À l'ouverture des débats, des témoins clés, dont une ex-compagne et leurs filles, ont décrit des actes de violence physique et psychologique, tout en dénonçant des abus sexuels. Selon Sud Ouest, les témoignages révèlent un modèle inquiétant de comportement au sein de la famille P., où des actes incestueux semblent se transmettre de génération en génération.
Un cadre familial inquiétant
Les audiences ont mis en lumière un sombre tableau familial. La fille aînée de Jérôme a affirmé avoir été victime de viols répétés, tandis que d'autres membres de la famille sont également accusés d'abus sexuels. Ce contexte d'abus au sein de la famille a été décrit par la présidente du tribunal comme « lourd » et « intergénérationnel ».

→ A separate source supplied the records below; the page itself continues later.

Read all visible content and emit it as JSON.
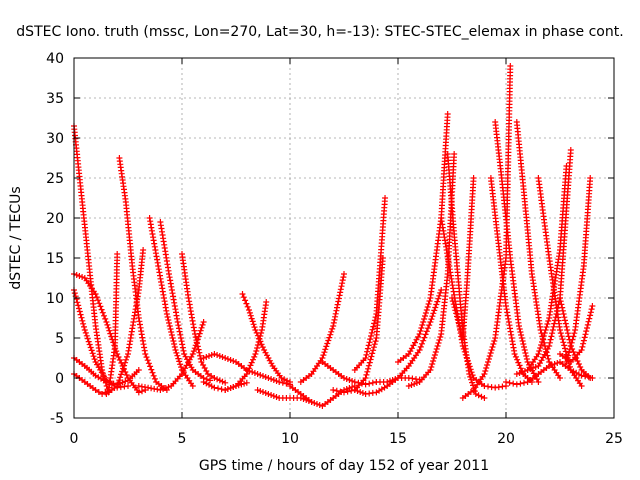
{
  "chart_data": {
    "type": "scatter",
    "title": "dSTEC Iono. truth (mssc, Lon=270, Lat=30, h=-13): STEC-STEC_elemax in phase cont.",
    "xlabel": "GPS time / hours of day 152 of year 2011",
    "ylabel": "dSTEC  / TECUs",
    "xlim": [
      0,
      25
    ],
    "ylim": [
      -5,
      40
    ],
    "xticks": [
      0,
      5,
      10,
      15,
      20,
      25
    ],
    "yticks": [
      -5,
      0,
      5,
      10,
      15,
      20,
      25,
      30,
      35,
      40
    ],
    "grid": true,
    "marker": "+",
    "color": "#ff0000",
    "series": [
      {
        "x": [
          0.0,
          0.3,
          0.7,
          1.0,
          1.3,
          1.6
        ],
        "y": [
          31.5,
          24.0,
          14.0,
          6.5,
          1.0,
          -1.8
        ]
      },
      {
        "x": [
          0.0,
          0.5,
          1.0,
          1.3,
          1.6,
          1.9,
          2.0
        ],
        "y": [
          0.5,
          -0.5,
          -1.5,
          -2.0,
          -1.6,
          4.0,
          15.5
        ]
      },
      {
        "x": [
          0.0,
          0.5,
          1.0,
          1.5,
          2.0,
          2.5,
          3.0,
          3.3
        ],
        "y": [
          13.0,
          12.5,
          10.5,
          7.0,
          3.0,
          0.0,
          -1.8,
          -1.5
        ]
      },
      {
        "x": [
          0.0,
          0.5,
          1.0,
          1.5,
          2.0,
          2.5
        ],
        "y": [
          11.0,
          6.0,
          2.0,
          -0.3,
          -1.2,
          -1.0
        ]
      },
      {
        "x": [
          2.1,
          2.4,
          2.7,
          3.0,
          3.3,
          3.8,
          4.3
        ],
        "y": [
          27.5,
          22.0,
          14.0,
          7.5,
          3.0,
          -0.5,
          -1.5
        ]
      },
      {
        "x": [
          1.5,
          2.0,
          2.5,
          3.0,
          3.2
        ],
        "y": [
          -2.0,
          -1.0,
          3.0,
          11.0,
          16.0
        ]
      },
      {
        "x": [
          3.5,
          3.9,
          4.3,
          4.7,
          5.0,
          5.5
        ],
        "y": [
          20.0,
          14.0,
          8.0,
          3.5,
          1.0,
          -1.0
        ]
      },
      {
        "x": [
          4.0,
          4.4,
          4.8,
          5.1,
          5.5,
          6.0,
          6.3
        ],
        "y": [
          19.5,
          13.0,
          7.0,
          3.0,
          1.0,
          0.0,
          -0.3
        ]
      },
      {
        "x": [
          5.0,
          5.3,
          5.6,
          5.9,
          6.2,
          6.5,
          7.0
        ],
        "y": [
          15.5,
          10.0,
          5.5,
          2.0,
          0.5,
          0.0,
          -0.6
        ]
      },
      {
        "x": [
          3.0,
          4.0,
          4.5,
          5.0,
          5.5,
          6.0
        ],
        "y": [
          -1.0,
          -1.5,
          -1.0,
          0.5,
          3.0,
          7.0
        ]
      },
      {
        "x": [
          0.0,
          0.5,
          1.0,
          1.5,
          2.0,
          2.5,
          3.0
        ],
        "y": [
          2.5,
          1.5,
          0.3,
          -0.5,
          -0.8,
          -0.3,
          1.0
        ]
      },
      {
        "x": [
          6.0,
          6.5,
          7.0,
          7.5,
          8.0
        ],
        "y": [
          -0.5,
          -1.2,
          -1.5,
          -1.0,
          -0.6
        ]
      },
      {
        "x": [
          7.8,
          8.1,
          8.4,
          8.8,
          9.2,
          9.6,
          10.0
        ],
        "y": [
          10.5,
          8.5,
          6.0,
          3.5,
          1.5,
          0.0,
          -0.5
        ]
      },
      {
        "x": [
          7.0,
          7.5,
          8.0,
          8.4,
          8.7,
          8.9
        ],
        "y": [
          -1.5,
          -1.0,
          0.5,
          3.0,
          6.0,
          9.5
        ]
      },
      {
        "x": [
          6.0,
          6.5,
          7.0,
          7.5,
          8.0,
          8.5,
          9.0,
          9.5,
          10.0
        ],
        "y": [
          2.5,
          3.0,
          2.5,
          2.0,
          1.0,
          0.5,
          0.0,
          -0.5,
          -0.8
        ]
      },
      {
        "x": [
          8.5,
          9.0,
          9.5,
          10.0,
          10.5,
          11.0
        ],
        "y": [
          -1.5,
          -2.0,
          -2.5,
          -2.5,
          -2.5,
          -3.0
        ]
      },
      {
        "x": [
          10.0,
          10.5,
          11.0,
          11.5,
          12.0,
          12.5,
          13.0
        ],
        "y": [
          -1.0,
          -2.0,
          -3.0,
          -3.5,
          -2.5,
          -1.5,
          -1.0
        ]
      },
      {
        "x": [
          10.5,
          11.0,
          11.5,
          12.0,
          12.5
        ],
        "y": [
          -0.5,
          0.5,
          2.5,
          6.5,
          13.0
        ]
      },
      {
        "x": [
          11.5,
          12.0,
          12.5,
          13.0,
          13.5,
          14.0
        ],
        "y": [
          2.0,
          1.0,
          0.0,
          -0.5,
          -0.8,
          -0.5
        ]
      },
      {
        "x": [
          12.0,
          12.5,
          13.0,
          13.5,
          14.0,
          14.3
        ],
        "y": [
          -1.5,
          -1.8,
          -1.5,
          0.0,
          5.0,
          15.0
        ]
      },
      {
        "x": [
          13.0,
          13.5,
          14.0,
          14.4
        ],
        "y": [
          1.0,
          2.5,
          8.0,
          22.5
        ]
      },
      {
        "x": [
          13.0,
          13.5,
          14.0,
          14.5,
          15.0,
          15.5,
          16.0
        ],
        "y": [
          -1.5,
          -2.0,
          -1.8,
          -1.0,
          0.0,
          0.0,
          -0.2
        ]
      },
      {
        "x": [
          14.0,
          14.5,
          15.0,
          15.5,
          16.0,
          16.5,
          17.0
        ],
        "y": [
          -0.5,
          -0.5,
          0.0,
          1.5,
          3.5,
          7.0,
          11.0
        ]
      },
      {
        "x": [
          15.0,
          15.5,
          16.0,
          16.5,
          17.0,
          17.3
        ],
        "y": [
          2.0,
          3.0,
          5.5,
          10.0,
          20.0,
          33.0
        ]
      },
      {
        "x": [
          15.5,
          16.0,
          16.5,
          17.0,
          17.3,
          17.6
        ],
        "y": [
          -1.0,
          -0.5,
          1.0,
          5.5,
          13.0,
          28.0
        ]
      },
      {
        "x": [
          17.0,
          17.5,
          18.0,
          18.5,
          19.0,
          19.5,
          20.0
        ],
        "y": [
          20.0,
          12.0,
          4.0,
          0.0,
          -1.0,
          -1.2,
          -1.0
        ]
      },
      {
        "x": [
          17.3,
          17.6,
          18.0,
          18.3,
          18.6,
          19.0
        ],
        "y": [
          28.0,
          18.0,
          6.0,
          0.5,
          -2.0,
          -2.5
        ]
      },
      {
        "x": [
          17.5,
          18.0,
          18.2,
          18.5
        ],
        "y": [
          10.0,
          5.0,
          12.0,
          25.0
        ]
      },
      {
        "x": [
          18.0,
          18.5,
          19.0,
          19.5,
          20.0,
          20.2
        ],
        "y": [
          -2.5,
          -1.5,
          0.5,
          5.0,
          15.0,
          39.0
        ]
      },
      {
        "x": [
          19.5,
          19.8,
          20.2,
          20.6,
          21.0,
          21.5
        ],
        "y": [
          32.0,
          25.0,
          15.0,
          6.5,
          2.0,
          -0.5
        ]
      },
      {
        "x": [
          20.5,
          20.8,
          21.2,
          21.6,
          22.0,
          22.5
        ],
        "y": [
          32.0,
          24.0,
          13.0,
          6.0,
          2.0,
          0.0
        ]
      },
      {
        "x": [
          19.3,
          19.6,
          20.0,
          20.4,
          20.8,
          21.2
        ],
        "y": [
          25.0,
          18.0,
          9.0,
          3.0,
          0.5,
          -0.5
        ]
      },
      {
        "x": [
          20.5,
          21.0,
          21.5,
          22.0,
          22.5,
          22.8
        ],
        "y": [
          0.5,
          1.0,
          3.0,
          7.5,
          16.0,
          26.5
        ]
      },
      {
        "x": [
          21.0,
          21.5,
          22.0,
          22.5,
          23.0
        ],
        "y": [
          1.0,
          1.5,
          4.0,
          10.0,
          28.5
        ]
      },
      {
        "x": [
          21.5,
          22.0,
          22.5,
          23.0,
          23.5
        ],
        "y": [
          25.0,
          15.0,
          6.0,
          1.0,
          -1.0
        ]
      },
      {
        "x": [
          22.5,
          23.0,
          23.5,
          23.9
        ],
        "y": [
          10.0,
          4.0,
          1.0,
          0.0
        ]
      },
      {
        "x": [
          22.5,
          23.0,
          23.5,
          24.0
        ],
        "y": [
          3.0,
          2.0,
          3.5,
          9.0
        ]
      },
      {
        "x": [
          22.8,
          23.2,
          23.6,
          23.9
        ],
        "y": [
          2.0,
          6.0,
          14.0,
          25.0
        ]
      },
      {
        "x": [
          20.0,
          20.5,
          21.0,
          21.5,
          22.0,
          22.5,
          23.0,
          23.5,
          24.0
        ],
        "y": [
          -0.5,
          -0.8,
          -0.5,
          0.5,
          1.5,
          2.0,
          1.0,
          0.3,
          0.0
        ]
      }
    ]
  }
}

Les difficultés physiques rencontrées par l'accusé, dont des évanouissements et des migraines, ont également été mentionnées. Après avoir demandé à exercer son droit au silence, il a affirmé craindre de dire des choses incohérentes. Malgré ces circonstances, il a persiste dans sa défense en disant : « C’est du complot », tentant de renverser la responsabilité sur autrui.

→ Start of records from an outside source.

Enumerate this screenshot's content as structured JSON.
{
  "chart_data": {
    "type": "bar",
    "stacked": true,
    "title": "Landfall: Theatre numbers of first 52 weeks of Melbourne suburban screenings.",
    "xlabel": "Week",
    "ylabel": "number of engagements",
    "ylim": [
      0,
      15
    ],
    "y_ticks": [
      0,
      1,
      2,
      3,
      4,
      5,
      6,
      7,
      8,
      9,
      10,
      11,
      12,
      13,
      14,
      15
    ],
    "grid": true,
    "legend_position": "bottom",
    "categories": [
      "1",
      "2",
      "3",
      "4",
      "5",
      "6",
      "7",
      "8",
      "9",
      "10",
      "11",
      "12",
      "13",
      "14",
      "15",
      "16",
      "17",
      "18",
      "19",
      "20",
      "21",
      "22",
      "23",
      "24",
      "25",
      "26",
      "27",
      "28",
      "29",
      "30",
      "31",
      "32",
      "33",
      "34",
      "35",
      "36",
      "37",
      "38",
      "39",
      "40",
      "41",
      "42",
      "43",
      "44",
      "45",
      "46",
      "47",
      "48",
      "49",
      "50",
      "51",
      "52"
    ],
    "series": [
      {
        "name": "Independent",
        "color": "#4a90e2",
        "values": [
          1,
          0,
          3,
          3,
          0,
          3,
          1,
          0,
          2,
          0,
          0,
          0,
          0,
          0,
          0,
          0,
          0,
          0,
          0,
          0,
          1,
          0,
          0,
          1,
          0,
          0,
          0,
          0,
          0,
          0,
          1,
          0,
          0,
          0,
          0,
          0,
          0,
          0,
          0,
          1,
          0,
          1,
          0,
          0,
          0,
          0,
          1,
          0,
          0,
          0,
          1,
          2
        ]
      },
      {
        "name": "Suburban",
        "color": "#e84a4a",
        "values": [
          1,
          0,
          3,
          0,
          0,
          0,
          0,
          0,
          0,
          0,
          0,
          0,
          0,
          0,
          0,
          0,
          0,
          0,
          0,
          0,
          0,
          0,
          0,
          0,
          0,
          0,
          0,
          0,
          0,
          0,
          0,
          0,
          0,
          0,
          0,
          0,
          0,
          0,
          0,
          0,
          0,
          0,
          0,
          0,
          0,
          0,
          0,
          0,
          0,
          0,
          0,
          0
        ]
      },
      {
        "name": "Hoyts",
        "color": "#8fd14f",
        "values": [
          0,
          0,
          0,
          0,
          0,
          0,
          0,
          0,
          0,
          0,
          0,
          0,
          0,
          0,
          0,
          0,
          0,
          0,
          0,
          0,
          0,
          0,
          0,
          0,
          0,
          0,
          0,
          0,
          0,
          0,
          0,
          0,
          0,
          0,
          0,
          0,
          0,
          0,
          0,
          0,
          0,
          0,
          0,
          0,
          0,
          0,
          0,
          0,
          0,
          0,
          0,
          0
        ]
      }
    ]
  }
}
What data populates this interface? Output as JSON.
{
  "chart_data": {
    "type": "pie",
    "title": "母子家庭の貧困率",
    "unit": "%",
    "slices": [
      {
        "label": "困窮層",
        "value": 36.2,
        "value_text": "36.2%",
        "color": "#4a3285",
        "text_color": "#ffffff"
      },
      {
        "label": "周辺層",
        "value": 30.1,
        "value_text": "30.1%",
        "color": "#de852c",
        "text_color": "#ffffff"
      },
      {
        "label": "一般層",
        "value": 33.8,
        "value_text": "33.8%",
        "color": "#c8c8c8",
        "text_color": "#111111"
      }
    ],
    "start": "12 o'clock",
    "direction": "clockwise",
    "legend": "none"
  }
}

Le procès, qui s'est tenu à Saint-Omer, se concentre sur des infractions graves, y compris des viols sur l'une de ses compagnes et des violences accumulées sur celles-ci et leurs enfants. Jérôme risquerait jusqu'à vingt ans de réclusion si reconnu coupable.
Des psychologues intervenants lors du procès ont décrit l'accusé comme ayant un « sentiment de toute-puissance », affirmant qu'il refuse de se remettre en question. Sa réaction face aux charges et aux témoignages laisse transparaître une volonté de ne pas se voir comme l'agresseur dans cette tragédie familiale complexe.
Ce cas interpelle sur la question plus large des violences dans des contextes de polygamie, ainsi que sur le blanchiment d'actes incestueux au sein de certaines familles. Il soulève des demandes urgentes d'interventions pour protéger les victimes et un examen plus approfondi des dynamiques familiales qui permettent de tels abus.